Tout au long de la thérapie qu’elle dirige, Vanessa devra faire face à ses propres démons en raison de son embonpoint. Comme les autres, elle souffre de ne pas s’inscrire dans la norme. « Les commentaires déplaisants, ça arrive vraiment, selon Debbie Lynch-White. Ce n’est pas toujours des insultes verbales, mais dans les regards, dans les rires. C’est très sournois et très violent, parfois. »
Franchir la barrière
Dans Happy Face, le malaise de se confronter à des corps hors norme dure cinq minutes, déclare Alexandre Franchi. « Au bout d’un moment, tu te rends compte que ce n’est pas à propos du visage, cette histoire, mais plutôt se libérer du regard des autres et des bobos que les parents nous ont transmis. »

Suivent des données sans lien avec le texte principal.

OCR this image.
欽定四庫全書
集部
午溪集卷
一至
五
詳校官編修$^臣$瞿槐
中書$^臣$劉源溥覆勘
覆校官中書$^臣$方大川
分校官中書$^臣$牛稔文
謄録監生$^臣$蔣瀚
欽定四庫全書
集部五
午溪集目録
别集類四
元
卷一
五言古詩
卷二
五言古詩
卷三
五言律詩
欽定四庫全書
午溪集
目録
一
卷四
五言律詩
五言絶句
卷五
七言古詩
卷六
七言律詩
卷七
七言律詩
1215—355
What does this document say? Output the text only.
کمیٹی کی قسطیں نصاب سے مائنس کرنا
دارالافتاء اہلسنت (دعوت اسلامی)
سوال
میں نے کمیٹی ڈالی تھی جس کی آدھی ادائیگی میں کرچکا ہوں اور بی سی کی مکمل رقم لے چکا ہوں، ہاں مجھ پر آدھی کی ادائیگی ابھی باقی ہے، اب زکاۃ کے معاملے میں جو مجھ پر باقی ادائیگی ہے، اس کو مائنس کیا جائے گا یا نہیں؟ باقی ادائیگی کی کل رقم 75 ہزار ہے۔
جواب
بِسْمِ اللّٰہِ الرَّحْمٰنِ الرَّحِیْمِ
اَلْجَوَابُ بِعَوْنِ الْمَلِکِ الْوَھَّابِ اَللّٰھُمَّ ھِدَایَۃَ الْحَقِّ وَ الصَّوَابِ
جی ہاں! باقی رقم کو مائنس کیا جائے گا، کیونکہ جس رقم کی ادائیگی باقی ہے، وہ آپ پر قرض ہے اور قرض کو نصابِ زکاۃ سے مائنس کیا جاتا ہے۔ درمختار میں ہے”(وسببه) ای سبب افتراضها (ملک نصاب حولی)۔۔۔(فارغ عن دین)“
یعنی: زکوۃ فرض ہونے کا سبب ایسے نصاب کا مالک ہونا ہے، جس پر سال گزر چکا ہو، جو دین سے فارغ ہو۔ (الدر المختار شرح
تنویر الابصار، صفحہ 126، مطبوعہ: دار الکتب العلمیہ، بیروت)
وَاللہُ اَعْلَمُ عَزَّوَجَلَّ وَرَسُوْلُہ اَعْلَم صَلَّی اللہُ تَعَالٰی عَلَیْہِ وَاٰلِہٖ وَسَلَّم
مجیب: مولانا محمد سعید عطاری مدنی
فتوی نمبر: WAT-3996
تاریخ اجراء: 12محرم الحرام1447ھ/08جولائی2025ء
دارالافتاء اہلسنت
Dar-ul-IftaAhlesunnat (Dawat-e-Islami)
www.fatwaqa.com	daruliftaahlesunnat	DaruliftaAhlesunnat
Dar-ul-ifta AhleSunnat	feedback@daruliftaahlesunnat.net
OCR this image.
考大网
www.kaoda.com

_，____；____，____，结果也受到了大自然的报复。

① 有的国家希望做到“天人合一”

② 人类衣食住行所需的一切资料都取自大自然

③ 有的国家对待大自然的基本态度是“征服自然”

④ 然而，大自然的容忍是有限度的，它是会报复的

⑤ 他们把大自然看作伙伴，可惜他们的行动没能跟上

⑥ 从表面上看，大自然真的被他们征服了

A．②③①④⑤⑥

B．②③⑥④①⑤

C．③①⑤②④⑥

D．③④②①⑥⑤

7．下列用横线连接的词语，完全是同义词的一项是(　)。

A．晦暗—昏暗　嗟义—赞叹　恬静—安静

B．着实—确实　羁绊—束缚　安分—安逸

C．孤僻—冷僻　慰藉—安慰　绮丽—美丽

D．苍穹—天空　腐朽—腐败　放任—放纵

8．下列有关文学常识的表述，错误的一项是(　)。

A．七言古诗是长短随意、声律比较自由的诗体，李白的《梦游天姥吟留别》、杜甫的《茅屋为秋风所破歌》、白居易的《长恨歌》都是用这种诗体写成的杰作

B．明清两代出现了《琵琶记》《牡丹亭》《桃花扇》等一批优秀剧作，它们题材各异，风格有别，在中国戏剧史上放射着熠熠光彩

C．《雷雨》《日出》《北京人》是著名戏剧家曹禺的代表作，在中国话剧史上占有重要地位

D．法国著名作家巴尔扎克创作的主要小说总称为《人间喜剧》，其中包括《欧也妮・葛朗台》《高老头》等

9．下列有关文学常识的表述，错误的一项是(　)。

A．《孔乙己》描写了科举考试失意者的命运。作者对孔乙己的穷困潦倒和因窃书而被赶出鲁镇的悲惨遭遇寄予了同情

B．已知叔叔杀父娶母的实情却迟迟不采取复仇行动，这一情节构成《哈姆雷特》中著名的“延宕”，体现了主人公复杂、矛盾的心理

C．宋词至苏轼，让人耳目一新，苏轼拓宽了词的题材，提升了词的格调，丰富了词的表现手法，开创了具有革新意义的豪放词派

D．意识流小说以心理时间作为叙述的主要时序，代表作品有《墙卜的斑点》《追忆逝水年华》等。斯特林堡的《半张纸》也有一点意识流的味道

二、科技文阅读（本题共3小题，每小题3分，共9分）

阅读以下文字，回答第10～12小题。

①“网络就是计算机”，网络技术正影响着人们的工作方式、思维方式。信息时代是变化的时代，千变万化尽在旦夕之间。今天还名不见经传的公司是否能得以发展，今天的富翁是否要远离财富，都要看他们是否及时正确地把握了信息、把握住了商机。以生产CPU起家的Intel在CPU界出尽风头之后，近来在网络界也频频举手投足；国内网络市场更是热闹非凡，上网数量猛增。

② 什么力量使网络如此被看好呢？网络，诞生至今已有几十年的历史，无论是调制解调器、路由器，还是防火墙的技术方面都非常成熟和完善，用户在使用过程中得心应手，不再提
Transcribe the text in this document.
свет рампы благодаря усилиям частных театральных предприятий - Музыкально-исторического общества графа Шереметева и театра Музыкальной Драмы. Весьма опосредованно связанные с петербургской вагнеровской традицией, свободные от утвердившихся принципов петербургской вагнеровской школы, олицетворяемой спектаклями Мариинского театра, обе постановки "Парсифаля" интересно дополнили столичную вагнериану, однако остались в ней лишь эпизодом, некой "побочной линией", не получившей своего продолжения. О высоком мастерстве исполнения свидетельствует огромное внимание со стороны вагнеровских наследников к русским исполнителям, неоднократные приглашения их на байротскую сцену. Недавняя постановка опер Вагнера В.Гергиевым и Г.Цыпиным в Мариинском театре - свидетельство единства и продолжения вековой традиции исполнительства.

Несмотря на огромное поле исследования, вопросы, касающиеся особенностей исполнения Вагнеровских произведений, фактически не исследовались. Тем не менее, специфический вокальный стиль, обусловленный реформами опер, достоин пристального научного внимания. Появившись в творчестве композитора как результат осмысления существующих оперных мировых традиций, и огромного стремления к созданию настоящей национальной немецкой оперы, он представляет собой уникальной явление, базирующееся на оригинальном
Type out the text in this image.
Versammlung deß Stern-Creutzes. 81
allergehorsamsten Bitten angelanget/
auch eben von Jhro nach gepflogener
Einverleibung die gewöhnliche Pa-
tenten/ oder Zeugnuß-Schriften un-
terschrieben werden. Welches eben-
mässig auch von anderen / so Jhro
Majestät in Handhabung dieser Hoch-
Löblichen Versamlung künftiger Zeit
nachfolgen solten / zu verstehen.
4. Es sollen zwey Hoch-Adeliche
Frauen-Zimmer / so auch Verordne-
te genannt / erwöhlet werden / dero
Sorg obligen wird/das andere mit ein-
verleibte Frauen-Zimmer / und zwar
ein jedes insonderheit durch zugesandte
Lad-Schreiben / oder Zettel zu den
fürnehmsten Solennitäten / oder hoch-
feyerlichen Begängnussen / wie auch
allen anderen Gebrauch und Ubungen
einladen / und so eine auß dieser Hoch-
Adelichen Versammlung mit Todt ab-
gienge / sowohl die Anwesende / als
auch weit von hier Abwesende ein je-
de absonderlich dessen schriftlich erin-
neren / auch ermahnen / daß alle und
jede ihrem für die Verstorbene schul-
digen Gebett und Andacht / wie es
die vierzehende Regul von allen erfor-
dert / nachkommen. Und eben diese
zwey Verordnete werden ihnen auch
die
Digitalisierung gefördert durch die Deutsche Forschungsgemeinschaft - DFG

On ne va pas changer les mœurs en forçant un discours édulcoré, politically correct, en humiliant les gens qui ont des réticences face aux autres, estime le réalisateur.
« La première chose que je leur ai demandée, c’est : “Est-ce qu’on peut faire des blagues sur vos visages ? Comment on en parle ?” Je pense qu’il y a une voie intéressante à aborder ça en confrontant et avec humour. »
— Alexandre Franchi
Pour accepter cette réalité, ajoute-t-il, on a parfois tendance à prêter aux gens une forme de noblesse d’esprit ou de grandeur d’âme. Tout d’un coup, ils sont absolument parfaits. « Non, dans mon film, les gens sont défigurés. Ça ne veut pas dire qu’ils sont des anges. Ils sont aussi drôles, aussi cons aussi mesquins que tout le monde. Aussi géniaux également. »
Happy Face – La tyrannie de la beauté, réalisé par Alexandre Franchi. Présenté aux Cineplex Quartier Latin (en version sous-titrée française) et Cineplex Forum (en version originale anglaise).